I have a pixel-array like the array below and from that I want to distinguish the two "groups" of 1s. The plan is to do this in a large set of similar pixel-arrays so I need to find a way to do this efficient.

Maybe I can add all the 1-positions to a separate array and do some search to find the ones connected, but it should be some better way. Is there any algorithms for finding connected components like this?

[
[0, 0, 0, 0, 0, 0, 0, 0, 0, 0, 0, 0, 0, 0, 0, 0, 0, 0, 0, 0]
[0, 0, 0, 0, 0, 0, 1, 1, 0, 0, 0, 0, 0, 0, 0, 0, 0, 0, 0, 0]
[0, 0, 0, 0, 0, 0, 1, 1, 1, 1, 1, 1, 1, 1, 0, 0, 0, 0, 0, 0]
[0, 0, 0, 0, 0, 0, 0, 0, 0, 0, 0, 1, 1, 1, 0, 0, 0, 0, 0, 0]
[0, 0, 0, 0, 0, 0, 0, 0, 0, 0, 0, 0, 0, 0, 0, 0, 0, 0, 0, 0]
[0, 1, 0, 0, 0, 0, 0, 0, 0, 0, 0, 0, 0, 0, 0, 0, 0, 0, 0, 0]
[0, 1, 0, 0, 0, 0, 0, 0, 0, 0, 0, 0, 0, 0, 0, 0, 0, 0, 0, 0]

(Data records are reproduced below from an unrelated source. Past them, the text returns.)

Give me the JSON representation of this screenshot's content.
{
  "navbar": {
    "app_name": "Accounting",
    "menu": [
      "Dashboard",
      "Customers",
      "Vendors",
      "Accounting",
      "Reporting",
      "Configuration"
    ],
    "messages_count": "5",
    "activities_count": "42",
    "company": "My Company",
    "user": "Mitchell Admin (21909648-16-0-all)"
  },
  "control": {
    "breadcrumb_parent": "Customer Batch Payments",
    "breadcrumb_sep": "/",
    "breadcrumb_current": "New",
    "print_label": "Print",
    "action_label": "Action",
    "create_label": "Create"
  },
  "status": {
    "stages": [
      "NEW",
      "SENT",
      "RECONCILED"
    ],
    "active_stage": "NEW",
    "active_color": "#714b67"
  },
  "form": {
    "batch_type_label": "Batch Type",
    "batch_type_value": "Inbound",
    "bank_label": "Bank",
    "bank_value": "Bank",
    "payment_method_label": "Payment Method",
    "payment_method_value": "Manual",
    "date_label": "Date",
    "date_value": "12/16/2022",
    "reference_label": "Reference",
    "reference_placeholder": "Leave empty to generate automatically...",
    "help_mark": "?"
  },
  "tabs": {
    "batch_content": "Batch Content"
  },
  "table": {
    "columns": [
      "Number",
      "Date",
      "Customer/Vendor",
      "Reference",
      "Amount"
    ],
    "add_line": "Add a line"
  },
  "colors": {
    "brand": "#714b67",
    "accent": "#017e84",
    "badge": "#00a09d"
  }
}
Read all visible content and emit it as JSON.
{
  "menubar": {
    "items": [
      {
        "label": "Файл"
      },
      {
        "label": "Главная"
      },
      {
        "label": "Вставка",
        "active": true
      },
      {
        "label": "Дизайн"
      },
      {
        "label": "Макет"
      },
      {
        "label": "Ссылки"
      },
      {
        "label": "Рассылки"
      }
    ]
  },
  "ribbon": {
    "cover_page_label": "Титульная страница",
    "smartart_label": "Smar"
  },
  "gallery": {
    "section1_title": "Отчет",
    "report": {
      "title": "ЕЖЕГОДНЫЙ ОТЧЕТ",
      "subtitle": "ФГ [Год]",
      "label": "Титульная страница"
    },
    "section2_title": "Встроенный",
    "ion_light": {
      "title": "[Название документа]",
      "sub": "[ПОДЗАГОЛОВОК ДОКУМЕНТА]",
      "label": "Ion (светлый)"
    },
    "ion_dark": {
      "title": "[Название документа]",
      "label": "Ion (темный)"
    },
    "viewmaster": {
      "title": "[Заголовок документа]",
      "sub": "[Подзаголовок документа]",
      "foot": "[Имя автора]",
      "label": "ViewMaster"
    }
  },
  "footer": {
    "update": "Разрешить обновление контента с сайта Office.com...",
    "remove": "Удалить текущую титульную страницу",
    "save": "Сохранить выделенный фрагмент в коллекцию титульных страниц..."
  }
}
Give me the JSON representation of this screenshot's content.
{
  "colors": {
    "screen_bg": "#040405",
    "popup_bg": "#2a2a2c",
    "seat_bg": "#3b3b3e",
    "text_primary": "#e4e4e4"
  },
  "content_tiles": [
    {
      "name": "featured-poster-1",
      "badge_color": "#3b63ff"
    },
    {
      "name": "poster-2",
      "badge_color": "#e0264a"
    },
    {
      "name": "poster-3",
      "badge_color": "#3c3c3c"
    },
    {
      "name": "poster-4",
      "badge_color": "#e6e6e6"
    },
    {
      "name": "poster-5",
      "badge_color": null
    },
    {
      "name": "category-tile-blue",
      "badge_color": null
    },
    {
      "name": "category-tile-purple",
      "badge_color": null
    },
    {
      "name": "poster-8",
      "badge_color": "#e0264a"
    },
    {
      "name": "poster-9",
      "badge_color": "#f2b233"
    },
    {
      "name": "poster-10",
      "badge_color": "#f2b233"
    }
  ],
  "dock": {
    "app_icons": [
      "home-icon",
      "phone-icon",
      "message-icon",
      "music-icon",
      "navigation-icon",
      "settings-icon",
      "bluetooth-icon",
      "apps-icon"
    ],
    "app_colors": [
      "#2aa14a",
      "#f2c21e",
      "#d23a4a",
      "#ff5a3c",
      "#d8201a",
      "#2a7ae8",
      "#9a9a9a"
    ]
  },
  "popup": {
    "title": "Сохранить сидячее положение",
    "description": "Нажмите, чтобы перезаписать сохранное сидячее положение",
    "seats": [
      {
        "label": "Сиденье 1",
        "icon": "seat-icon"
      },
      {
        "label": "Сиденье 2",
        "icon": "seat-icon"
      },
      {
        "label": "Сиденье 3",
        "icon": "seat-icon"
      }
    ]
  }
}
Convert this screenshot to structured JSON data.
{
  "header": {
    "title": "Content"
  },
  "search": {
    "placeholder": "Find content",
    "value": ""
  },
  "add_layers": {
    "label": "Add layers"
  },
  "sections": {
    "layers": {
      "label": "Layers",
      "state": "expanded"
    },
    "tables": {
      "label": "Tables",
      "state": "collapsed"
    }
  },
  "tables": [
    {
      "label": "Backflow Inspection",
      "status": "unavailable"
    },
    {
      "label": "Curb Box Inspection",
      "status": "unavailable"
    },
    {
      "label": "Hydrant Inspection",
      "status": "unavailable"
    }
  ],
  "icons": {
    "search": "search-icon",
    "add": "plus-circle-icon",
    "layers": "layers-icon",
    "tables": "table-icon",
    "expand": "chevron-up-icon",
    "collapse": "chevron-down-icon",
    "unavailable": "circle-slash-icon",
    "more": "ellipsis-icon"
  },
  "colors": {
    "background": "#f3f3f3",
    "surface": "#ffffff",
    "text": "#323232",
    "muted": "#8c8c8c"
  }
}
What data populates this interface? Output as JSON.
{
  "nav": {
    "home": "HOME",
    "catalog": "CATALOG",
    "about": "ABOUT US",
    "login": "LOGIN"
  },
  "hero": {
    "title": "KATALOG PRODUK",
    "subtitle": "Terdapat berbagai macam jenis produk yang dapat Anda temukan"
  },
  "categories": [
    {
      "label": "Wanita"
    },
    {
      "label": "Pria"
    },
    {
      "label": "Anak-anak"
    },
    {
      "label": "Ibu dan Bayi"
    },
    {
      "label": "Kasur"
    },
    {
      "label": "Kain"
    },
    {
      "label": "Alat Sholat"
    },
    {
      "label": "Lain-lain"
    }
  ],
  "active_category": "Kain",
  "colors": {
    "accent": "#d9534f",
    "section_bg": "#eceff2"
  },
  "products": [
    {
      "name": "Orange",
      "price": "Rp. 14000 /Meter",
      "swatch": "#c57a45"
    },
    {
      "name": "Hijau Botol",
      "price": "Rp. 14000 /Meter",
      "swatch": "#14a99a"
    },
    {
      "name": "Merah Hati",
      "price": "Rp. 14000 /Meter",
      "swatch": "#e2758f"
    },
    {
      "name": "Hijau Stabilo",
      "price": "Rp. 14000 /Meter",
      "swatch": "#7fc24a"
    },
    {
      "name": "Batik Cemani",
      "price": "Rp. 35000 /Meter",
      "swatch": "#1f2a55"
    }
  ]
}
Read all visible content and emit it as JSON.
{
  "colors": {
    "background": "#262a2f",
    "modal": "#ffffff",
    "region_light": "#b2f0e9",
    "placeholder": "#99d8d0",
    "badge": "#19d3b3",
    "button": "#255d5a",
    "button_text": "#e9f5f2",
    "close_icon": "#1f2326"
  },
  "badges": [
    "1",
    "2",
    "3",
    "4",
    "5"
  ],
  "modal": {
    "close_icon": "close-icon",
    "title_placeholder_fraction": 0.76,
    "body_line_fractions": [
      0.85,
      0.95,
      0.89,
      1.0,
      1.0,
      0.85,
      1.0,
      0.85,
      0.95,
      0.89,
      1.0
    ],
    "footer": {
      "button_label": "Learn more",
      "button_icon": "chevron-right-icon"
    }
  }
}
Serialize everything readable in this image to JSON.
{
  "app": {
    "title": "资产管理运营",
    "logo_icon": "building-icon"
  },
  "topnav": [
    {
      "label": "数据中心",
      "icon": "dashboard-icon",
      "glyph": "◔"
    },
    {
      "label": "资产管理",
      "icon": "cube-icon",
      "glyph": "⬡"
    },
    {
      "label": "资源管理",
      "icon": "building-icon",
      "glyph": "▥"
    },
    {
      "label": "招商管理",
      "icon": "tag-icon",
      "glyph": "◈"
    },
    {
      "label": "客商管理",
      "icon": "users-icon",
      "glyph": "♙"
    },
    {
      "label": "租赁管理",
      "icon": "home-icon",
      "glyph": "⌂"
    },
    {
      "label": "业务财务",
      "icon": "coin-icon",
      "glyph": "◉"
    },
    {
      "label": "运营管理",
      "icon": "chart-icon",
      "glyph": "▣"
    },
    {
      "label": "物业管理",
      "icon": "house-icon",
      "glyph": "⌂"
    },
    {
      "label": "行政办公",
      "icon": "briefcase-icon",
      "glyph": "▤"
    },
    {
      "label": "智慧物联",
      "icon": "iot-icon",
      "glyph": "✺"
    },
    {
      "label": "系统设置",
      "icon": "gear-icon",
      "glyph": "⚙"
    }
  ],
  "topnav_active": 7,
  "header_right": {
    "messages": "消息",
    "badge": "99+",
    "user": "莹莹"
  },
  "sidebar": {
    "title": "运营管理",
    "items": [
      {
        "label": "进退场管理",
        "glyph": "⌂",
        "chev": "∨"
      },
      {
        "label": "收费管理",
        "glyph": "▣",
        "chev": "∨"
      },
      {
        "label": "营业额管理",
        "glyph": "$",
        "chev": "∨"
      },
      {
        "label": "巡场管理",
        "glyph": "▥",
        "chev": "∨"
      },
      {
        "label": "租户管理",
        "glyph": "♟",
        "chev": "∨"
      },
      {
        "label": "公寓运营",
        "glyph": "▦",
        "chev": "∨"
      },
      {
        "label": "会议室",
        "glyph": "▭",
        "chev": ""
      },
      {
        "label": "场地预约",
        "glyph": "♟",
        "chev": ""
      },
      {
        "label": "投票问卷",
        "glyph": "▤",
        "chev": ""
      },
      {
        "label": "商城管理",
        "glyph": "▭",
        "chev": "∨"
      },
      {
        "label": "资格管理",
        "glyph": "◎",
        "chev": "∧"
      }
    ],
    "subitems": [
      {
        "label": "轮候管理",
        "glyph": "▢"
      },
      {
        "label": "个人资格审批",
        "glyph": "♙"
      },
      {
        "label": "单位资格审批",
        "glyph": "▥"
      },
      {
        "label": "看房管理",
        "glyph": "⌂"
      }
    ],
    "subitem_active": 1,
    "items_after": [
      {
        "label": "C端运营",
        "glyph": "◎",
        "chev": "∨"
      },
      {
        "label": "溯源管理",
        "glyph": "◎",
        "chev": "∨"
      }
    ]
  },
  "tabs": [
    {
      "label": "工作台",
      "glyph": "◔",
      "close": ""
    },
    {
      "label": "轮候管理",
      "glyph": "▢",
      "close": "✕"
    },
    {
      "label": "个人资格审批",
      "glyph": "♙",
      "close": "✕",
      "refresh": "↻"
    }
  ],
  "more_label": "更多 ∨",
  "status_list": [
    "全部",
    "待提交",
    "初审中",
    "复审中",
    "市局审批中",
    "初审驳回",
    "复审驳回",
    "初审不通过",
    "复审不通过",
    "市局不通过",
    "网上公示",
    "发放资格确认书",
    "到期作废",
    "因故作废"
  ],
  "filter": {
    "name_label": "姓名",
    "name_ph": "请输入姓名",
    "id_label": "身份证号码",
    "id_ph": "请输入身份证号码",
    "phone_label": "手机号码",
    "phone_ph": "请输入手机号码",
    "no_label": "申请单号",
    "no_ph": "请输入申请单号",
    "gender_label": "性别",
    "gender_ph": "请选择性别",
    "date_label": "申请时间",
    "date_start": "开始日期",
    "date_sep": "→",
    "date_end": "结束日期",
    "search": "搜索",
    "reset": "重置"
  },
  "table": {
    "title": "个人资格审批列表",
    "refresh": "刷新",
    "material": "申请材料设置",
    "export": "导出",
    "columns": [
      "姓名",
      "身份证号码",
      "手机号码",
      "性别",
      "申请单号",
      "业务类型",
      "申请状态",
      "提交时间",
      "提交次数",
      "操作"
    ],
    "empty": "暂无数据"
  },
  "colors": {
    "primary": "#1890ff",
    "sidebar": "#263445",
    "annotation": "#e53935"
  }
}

[0, 1, 1, 0, 0, 0, 0, 0, 0, 0, 0, 0, 0, 0, 0, 0, 0, 0, 0, 0]
[0, 1, 1, 0, 0, 0, 0, 0, 0, 0, 0, 0, 0, 0, 0, 0, 0, 0, 0, 0]
[0, 0, 1, 0, 0, 0, 0, 0, 0, 0, 0, 0, 0, 0, 0, 0, 0, 0, 0, 0]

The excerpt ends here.